Explore the imperative struggles that took place across Greenbrier County. On May 23, 1862, a pivotal battle was fought in Lewisburg. Union troops under Colonel George Crook were camped behind the grounds of the present Greenbrier Community College as part of a larger Federal effort to sever railroad communications between Virginia and Tennessee. The town performs The Battle of Lewisburg Living History and Reenactment every year to educate visitors about Civil War history. While in Lewisburg, explore the multitude of history on a self-guided walking tour. You’ll be able to find a Confederate cemetery, a library that was a Confederate hospital and the North House Museum, which has an abundance of interesting Civil War artifacts and documents. 


Droop Mountain Battlefield State Park, located north of Lewisburg in Hillsboro in the Greenbrier River Valley, is West Virginia’s first state park and offers a great deal of Civil War information. Droop Mountain is known for its reenactments of the Battle of Droop Mountain, the last major Civil War conflict in West Virginia. 


Lastly, visit Organ Cave for a unique experience. Registered as a National Natural Landmarks and listed on the National Register of Historic Places, Organ Cave is one of the largest caverns in the United States and a popular tourist attraction close to Lewisburg in Ronceverte. During the Civil War, Confederate soldiers mined the cave for nitre, which was used to manufacture gunpowder. Today, Organ Cave has the nation’s largest collection of Civil War-era saltpeter hoppers. Interestingly, part of the cave was also used by Confederate forces as a church, and over 1,000 Confederate soldiers hid out in its depths for almost three years. 


Fayette County

During the Civil War, Fayette County was strategic for both Union and Confederate efforts. A small battle between Union and Confederate forces occurred in Fayetteville on September 10, 1862. Confederate forces attacked the Union’s troops at Fort Scammon in hopes of gaining control of the Kanawha River Valley. The battle included what is believed to be the “first use of indirect fire” in a military conflict. Confederate forces gained control of Fayetteville and remained in control for one month until the Union was able to retake control of the area.
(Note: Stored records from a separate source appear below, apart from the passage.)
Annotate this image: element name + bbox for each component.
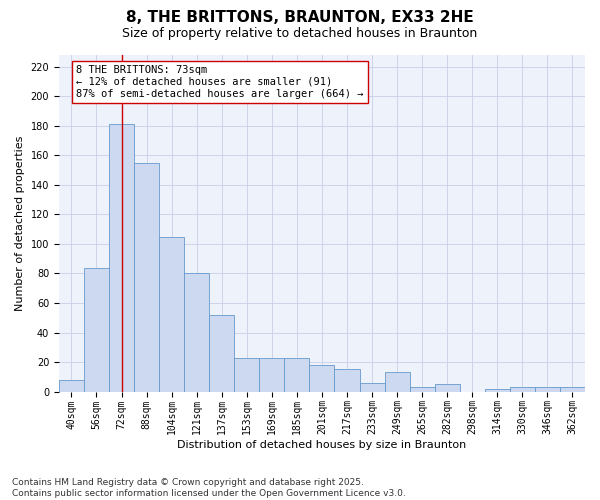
- Text: Size of property relative to detached houses in Braunton: Size of property relative to detached ho…: [122, 28, 478, 40]
- Bar: [334, 370, 359, 392]
- Bar: [310, 365, 334, 392]
- Bar: [510, 387, 535, 392]
- Bar: [284, 358, 310, 392]
- Bar: [234, 358, 259, 392]
- Bar: [134, 163, 159, 392]
- Bar: [184, 274, 209, 392]
- Bar: [259, 358, 284, 392]
- Bar: [410, 387, 434, 392]
- Text: 8 THE BRITTONS: 73sqm
← 12% of detached houses are smaller (91)
87% of semi-deta: 8 THE BRITTONS: 73sqm ← 12% of detached …: [76, 66, 364, 98]
- Bar: [84, 268, 109, 392]
- Text: Contains HM Land Registry data © Crown copyright and database right 2025.
Contai: Contains HM Land Registry data © Crown c…: [12, 478, 406, 498]
- Bar: [560, 387, 585, 392]
- Bar: [485, 388, 510, 392]
- Bar: [159, 236, 184, 392]
- Text: 8, THE BRITTONS, BRAUNTON, EX33 2HE: 8, THE BRITTONS, BRAUNTON, EX33 2HE: [126, 10, 474, 25]
- Y-axis label: Number of detached properties: Number of detached properties: [15, 136, 25, 311]
- Bar: [385, 372, 410, 392]
- Bar: [434, 384, 460, 392]
- Bar: [59, 380, 84, 392]
- Bar: [109, 124, 134, 392]
- Bar: [209, 315, 234, 392]
- Bar: [535, 387, 560, 392]
- X-axis label: Distribution of detached houses by size in Braunton: Distribution of detached houses by size …: [178, 440, 467, 450]
- Bar: [359, 382, 385, 392]
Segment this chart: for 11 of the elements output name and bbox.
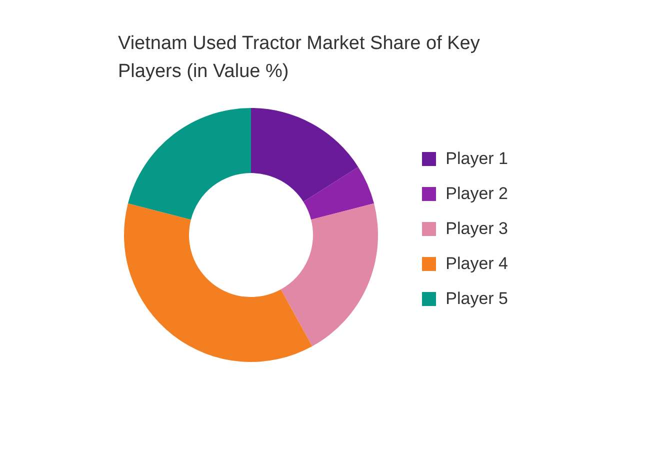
donut-slice	[303, 166, 374, 220]
legend-label: Player 5	[446, 288, 508, 308]
legend-label: Player 4	[446, 254, 508, 272]
legend-label: Player 1	[446, 148, 508, 168]
chart-title: Vietnam Used Tractor Market Share of Key Players (in Value %)	[118, 32, 481, 84]
donut-slice	[124, 203, 312, 362]
legend-label: Player 2	[446, 184, 508, 202]
donut-slice	[280, 203, 378, 346]
legend-label: Player 3	[446, 218, 508, 238]
donut-slice	[128, 108, 251, 220]
donut-slice	[251, 108, 358, 202]
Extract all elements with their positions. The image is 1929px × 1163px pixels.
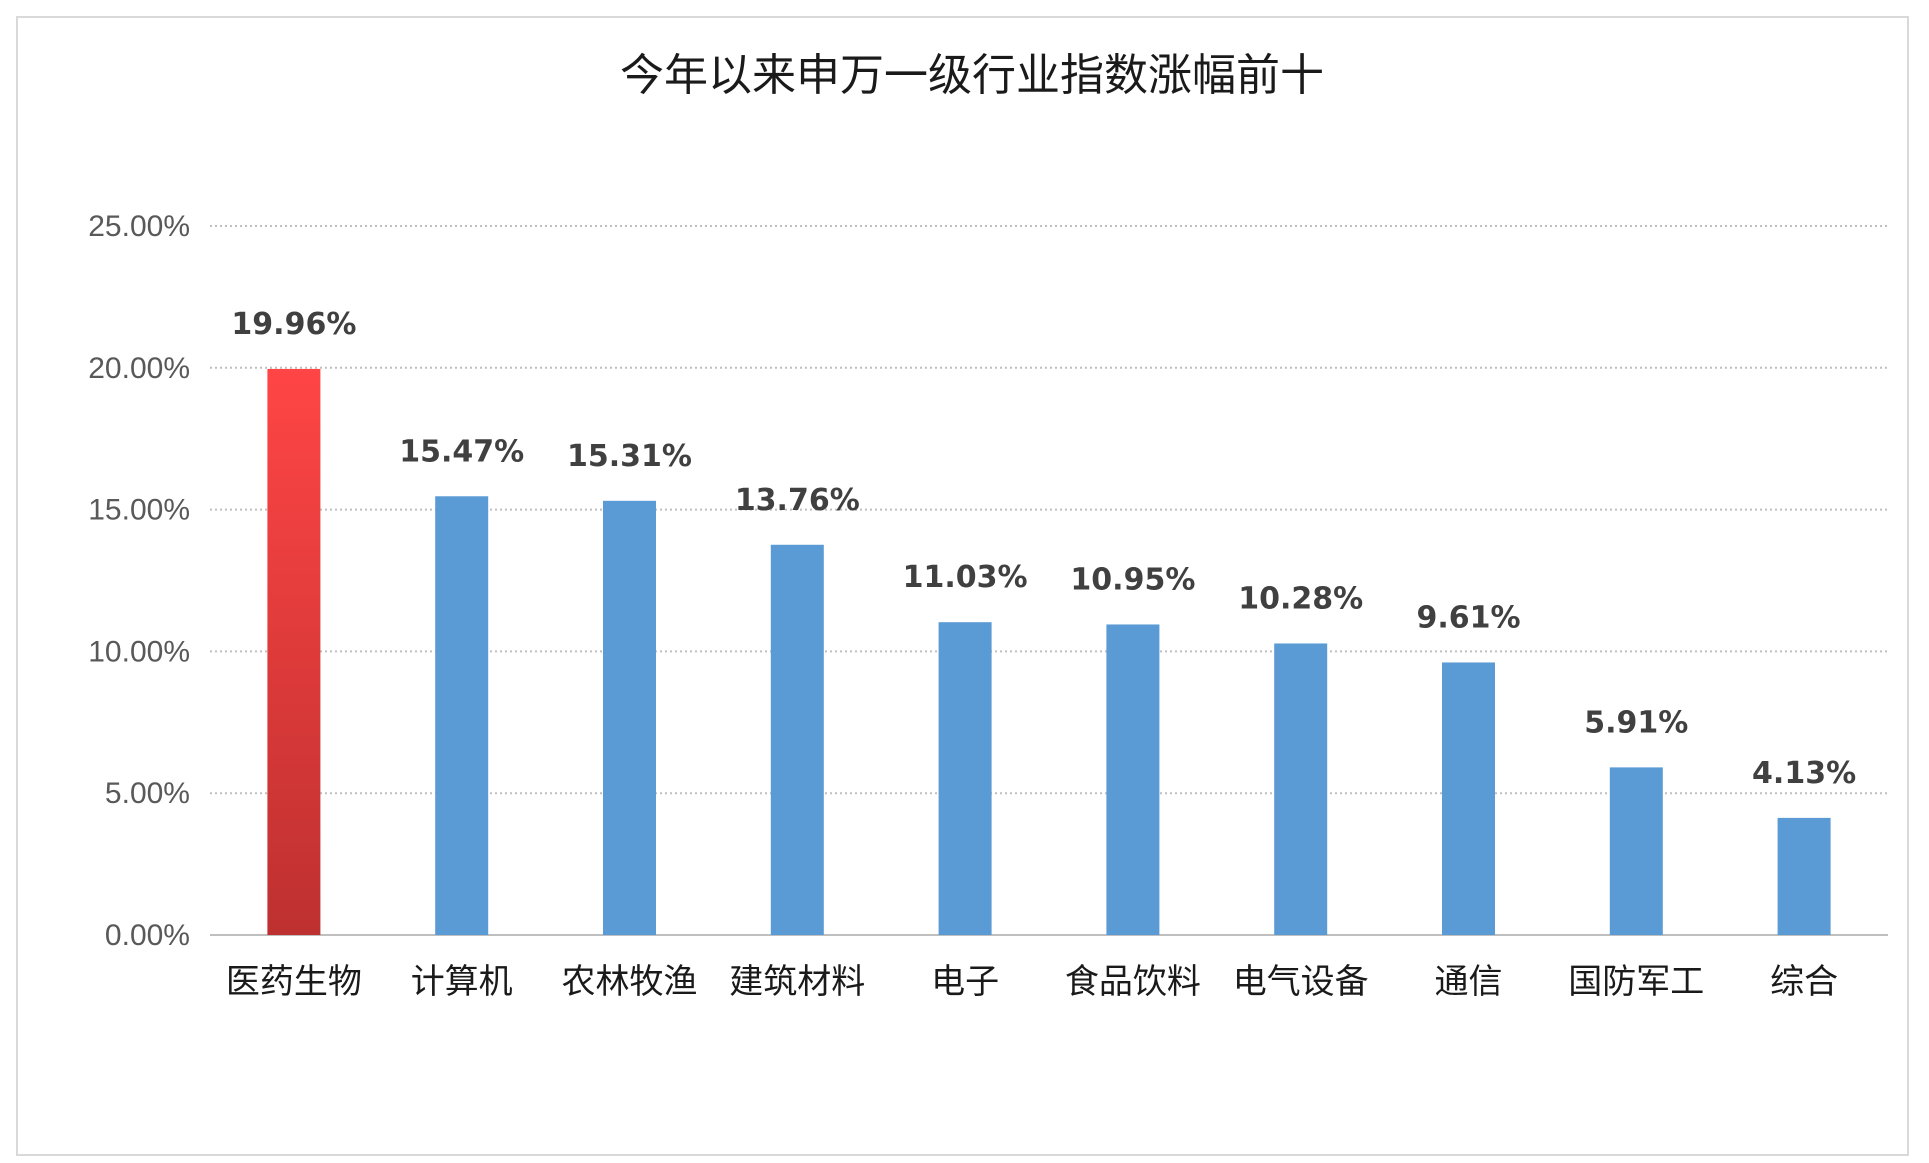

Fayetteville is also close to many other battle sites, including Gauley Bridge, where a covered bridge carrying the James River and Kanawha Turnpike was taken and retaken three times in 1861 and 1862. Among historical sites in Fayette County include the Contentment Historical Complex, the African American Heritage Family-Tree Museum and a Confederate cemetery all located in Ansted. 


Mercer County 

The first stop on the Civil War Trail in West Virginia is the McNutt House in Princeton. This historical building served as the Union headquarters and a hospital during the Civil War. Mercer County’s Civil War history is also marked with the Battle of Pigeon Roost. This encounter occurred in Princeton on May 17, 1862. Prior to this conflict, Princeton was burned by Confederate soldiers. Ultimately, Confederate troops ambushed Union troops and prevailed. More information about Mercer County Civil War history can be found at the Mercer County War Museum in Princeton. 


Are you ready to explore the historic sites and battlefields of Southern West Virginia? Uncover the substantial history of the Civil War on your next trip.